Sustainability goals cannot be achieved without significantly reducing the energy usage of technology infrastructure, a study from Pure Storage reveals.
Pure Storage, an American technology company which develops all-flash data storage hardware and software products, partnered with Wakefield Research to survey over 1,000 sustainability managers in the U.S., U.K., France and Germany.
The Drivers of Change: Pure Storage IT Sustainability Impact Survey 2022 found that 86 per cent of sustainability program managers feel that companies cannot reach their sustainability goals without reducing energy usage within the tech in organizations.
In fact, this problem may deepen, with 81 per cent predicting the impact of the technology infrastructure on a company’s carbon footprint will increase over the next 12 months.
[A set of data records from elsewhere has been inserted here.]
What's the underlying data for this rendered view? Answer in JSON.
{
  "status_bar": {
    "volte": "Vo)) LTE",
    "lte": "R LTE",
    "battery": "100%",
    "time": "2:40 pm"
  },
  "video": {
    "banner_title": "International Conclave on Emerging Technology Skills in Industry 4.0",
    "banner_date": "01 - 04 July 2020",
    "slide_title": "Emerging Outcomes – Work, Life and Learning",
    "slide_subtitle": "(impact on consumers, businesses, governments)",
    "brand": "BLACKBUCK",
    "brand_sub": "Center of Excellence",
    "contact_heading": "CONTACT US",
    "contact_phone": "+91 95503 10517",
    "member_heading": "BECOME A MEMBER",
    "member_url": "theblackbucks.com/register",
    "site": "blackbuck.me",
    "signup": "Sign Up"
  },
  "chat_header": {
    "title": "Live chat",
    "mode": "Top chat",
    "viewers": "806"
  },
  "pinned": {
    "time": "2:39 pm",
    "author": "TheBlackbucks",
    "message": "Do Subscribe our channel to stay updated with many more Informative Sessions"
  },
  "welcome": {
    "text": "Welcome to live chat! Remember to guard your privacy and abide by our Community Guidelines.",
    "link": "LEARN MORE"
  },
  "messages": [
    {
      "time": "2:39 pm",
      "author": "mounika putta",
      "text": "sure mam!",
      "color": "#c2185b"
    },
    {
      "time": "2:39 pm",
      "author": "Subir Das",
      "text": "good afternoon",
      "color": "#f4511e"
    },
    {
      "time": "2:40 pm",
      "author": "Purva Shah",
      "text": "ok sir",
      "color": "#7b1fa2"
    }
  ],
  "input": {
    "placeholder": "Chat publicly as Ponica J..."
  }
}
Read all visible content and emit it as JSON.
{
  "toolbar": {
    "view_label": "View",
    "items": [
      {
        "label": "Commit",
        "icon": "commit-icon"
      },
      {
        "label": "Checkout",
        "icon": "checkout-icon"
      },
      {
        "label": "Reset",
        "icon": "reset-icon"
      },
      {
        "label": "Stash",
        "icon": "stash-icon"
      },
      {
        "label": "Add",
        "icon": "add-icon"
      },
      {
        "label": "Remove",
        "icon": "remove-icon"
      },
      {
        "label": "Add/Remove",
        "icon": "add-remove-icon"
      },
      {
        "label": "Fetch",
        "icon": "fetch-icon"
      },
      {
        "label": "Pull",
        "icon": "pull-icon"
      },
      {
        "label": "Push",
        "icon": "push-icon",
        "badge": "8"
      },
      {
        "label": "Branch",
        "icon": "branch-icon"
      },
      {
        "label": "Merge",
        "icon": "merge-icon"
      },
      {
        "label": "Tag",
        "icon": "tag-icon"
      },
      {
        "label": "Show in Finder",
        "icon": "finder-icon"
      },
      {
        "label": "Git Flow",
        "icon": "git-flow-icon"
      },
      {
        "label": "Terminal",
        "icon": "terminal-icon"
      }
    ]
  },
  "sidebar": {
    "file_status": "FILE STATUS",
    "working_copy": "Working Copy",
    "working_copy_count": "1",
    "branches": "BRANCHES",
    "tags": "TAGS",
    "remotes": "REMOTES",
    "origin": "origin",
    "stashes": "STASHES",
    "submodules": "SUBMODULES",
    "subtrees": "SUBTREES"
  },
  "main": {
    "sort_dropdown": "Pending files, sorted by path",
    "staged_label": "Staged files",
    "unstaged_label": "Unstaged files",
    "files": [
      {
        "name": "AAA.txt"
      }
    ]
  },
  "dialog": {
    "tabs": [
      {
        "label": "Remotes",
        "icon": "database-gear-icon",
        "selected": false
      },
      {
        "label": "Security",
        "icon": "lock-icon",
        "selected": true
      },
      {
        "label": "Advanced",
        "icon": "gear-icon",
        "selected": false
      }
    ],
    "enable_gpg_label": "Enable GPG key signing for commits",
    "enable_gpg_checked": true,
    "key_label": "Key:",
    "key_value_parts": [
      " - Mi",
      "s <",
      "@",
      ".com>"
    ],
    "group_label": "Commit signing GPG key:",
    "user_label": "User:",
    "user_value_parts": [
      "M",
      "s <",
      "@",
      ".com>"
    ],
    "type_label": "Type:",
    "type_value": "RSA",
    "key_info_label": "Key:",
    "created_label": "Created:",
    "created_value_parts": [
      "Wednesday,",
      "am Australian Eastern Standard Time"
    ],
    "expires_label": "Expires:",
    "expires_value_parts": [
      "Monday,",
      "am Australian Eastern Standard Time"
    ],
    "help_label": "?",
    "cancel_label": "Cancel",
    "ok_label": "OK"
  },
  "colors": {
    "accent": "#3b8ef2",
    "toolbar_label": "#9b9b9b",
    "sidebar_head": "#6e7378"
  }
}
Respondents reported that their company’s leadership is treating sustainability initiatives as a priority, with the majority planning to meet sustainability goals within three to seven years. However, only half of those surveyed say they are on track with their goals.
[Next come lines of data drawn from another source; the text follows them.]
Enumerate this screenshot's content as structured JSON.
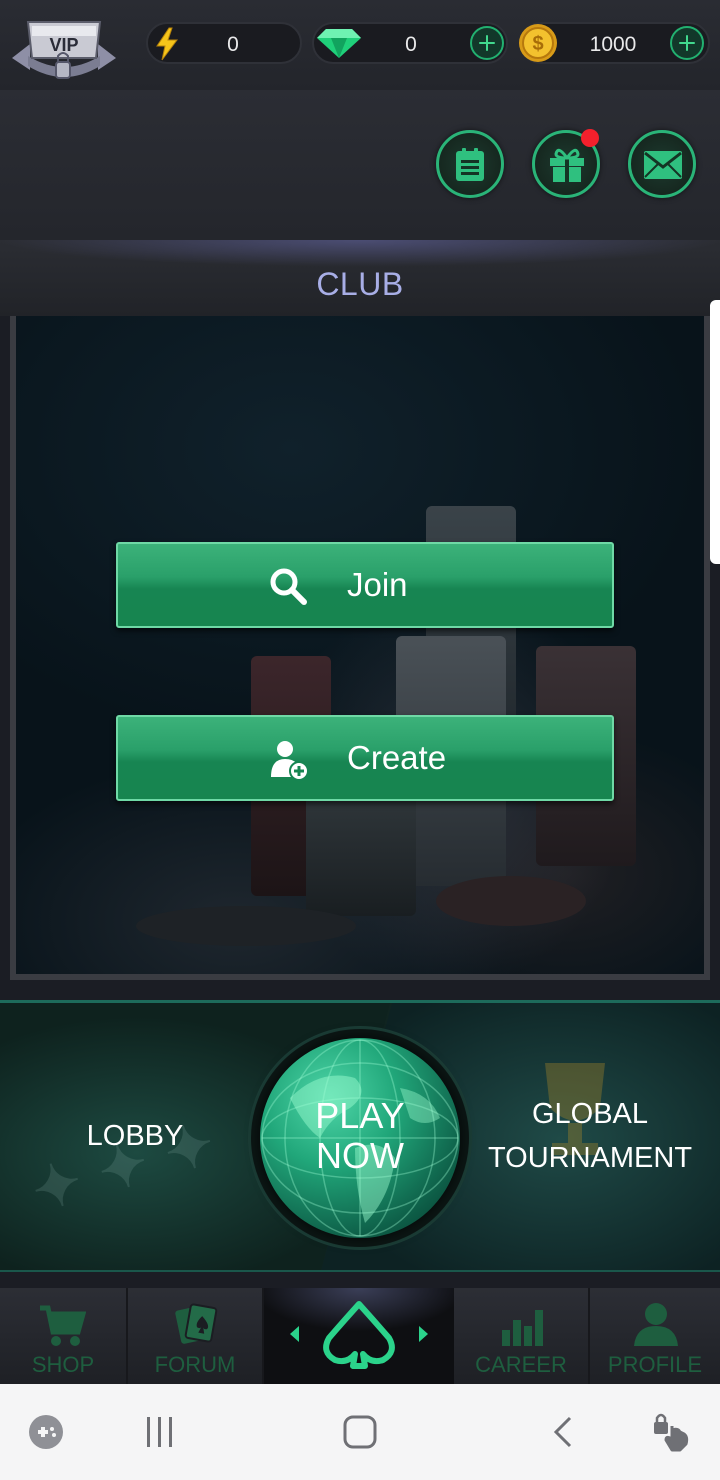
{
  "topbar": {
    "vip_label": "VIP",
    "energy": "0",
    "gems": "0",
    "coins": "1000"
  },
  "club": {
    "title": "CLUB",
    "join_label": "Join",
    "create_label": "Create"
  },
  "modes": {
    "lobby": "LOBBY",
    "play_now": "PLAY\nNOW",
    "global_tournament": "GLOBAL\nTOURNAMENT"
  },
  "nav": {
    "shop": "SHOP",
    "forum": "FORUM",
    "career": "CAREER",
    "profile": "PROFILE"
  },
  "colors": {
    "accent_green": "#2bd38b",
    "button_green": "#1f9560",
    "club_title": "#a8aee6",
    "notification": "#f3202c"
  },
  "icons": [
    "vip-badge-icon",
    "lightning-icon",
    "gem-icon",
    "coin-icon",
    "plus-icon",
    "notes-icon",
    "gift-icon",
    "mail-icon",
    "search-icon",
    "add-user-icon",
    "globe-icon",
    "shop-cart-icon",
    "forum-cards-icon",
    "spade-logo-icon",
    "career-chart-icon",
    "profile-person-icon",
    "game-launcher-icon",
    "recent-apps-icon",
    "home-icon",
    "back-icon",
    "assistant-icon"
  ]
}
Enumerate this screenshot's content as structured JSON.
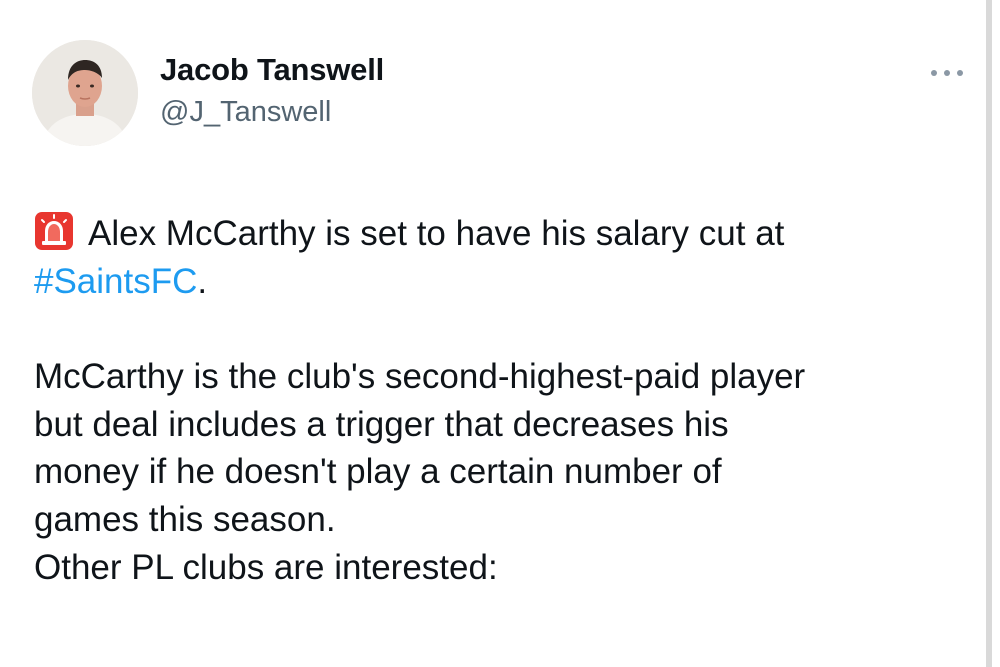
{
  "author": {
    "display_name": "Jacob Tanswell",
    "handle": "@J_Tanswell",
    "avatar_icon": "person-avatar"
  },
  "more_icon": "more-dots-icon",
  "tweet": {
    "alert_icon": "rotating-light-icon",
    "line1_text": "Alex McCarthy is set to have his salary cut at",
    "hashtag": "#SaintsFC",
    "line1_end": ".",
    "para2": [
      "McCarthy is the club's second-highest-paid player",
      "but deal includes a trigger that decreases his",
      "money if he doesn't play a certain number of",
      "games this season."
    ],
    "para3": "Other PL clubs are interested:"
  },
  "colors": {
    "text": "#0f1419",
    "secondary_text": "#536471",
    "link": "#1d9bf0",
    "alert_red": "#e8362f"
  }
}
The survey found that even though organizations do have sustainability initiatives and are making it a priority, most investments in this area fail to include environmental inefficiencies found in IT.
Just under 35 per cent of organizations said their IT departments are not taking the necessary steps to support their sustainability initiatives, compared to other groups within the company.
The report also found that digital transformation has encouraged IT professionals to prioritize the reduction of their carbon footprint, however, they aren’t choosing the correct solutions that support data storage capacity and minimize environmental impact simultaneously. According to the World Economic Forum, it’s estimated that digitization generated four per cent of global greenhouse gas emissions in 2020. By 2025, it’s predicted that data generation could double globally from today’s 97 zettabytes (97 trillion gigabytes).
Fixing this problem starts with addressing the unsustainable environmental impact of inefficient technology. But almost 60 per cent say IT infrastructure sustainability is likely to be overlooked during the vendor selection process, and 64 per cent of sustainability managers have noted that they’ve only become involved in an organization’s IT strategy after the technology purchasing process has already started.
Pure Storage’s report does suggest some solutions to this problem to create a sustainable tech infrastructure. To begin with, sustainability initiatives should be at the forefront of IT decisions makers’ supply chain decisions and operations, respondents said.
Respondents added that this practice would be beneficial in the following ways:
50 per cent say it would facilitate more communication between IT and sustainability program teams
47 per cent agree it would create easier reporting
46 per cent agree it would prevent the use of potentially harmful technology or practices
46 per cent saying that it would ensure IT is aligned with sustainability goals
Lastly, all respondents surveyed said that there are many benefits from garnering input from sustainability managers earlier in the IT planning process.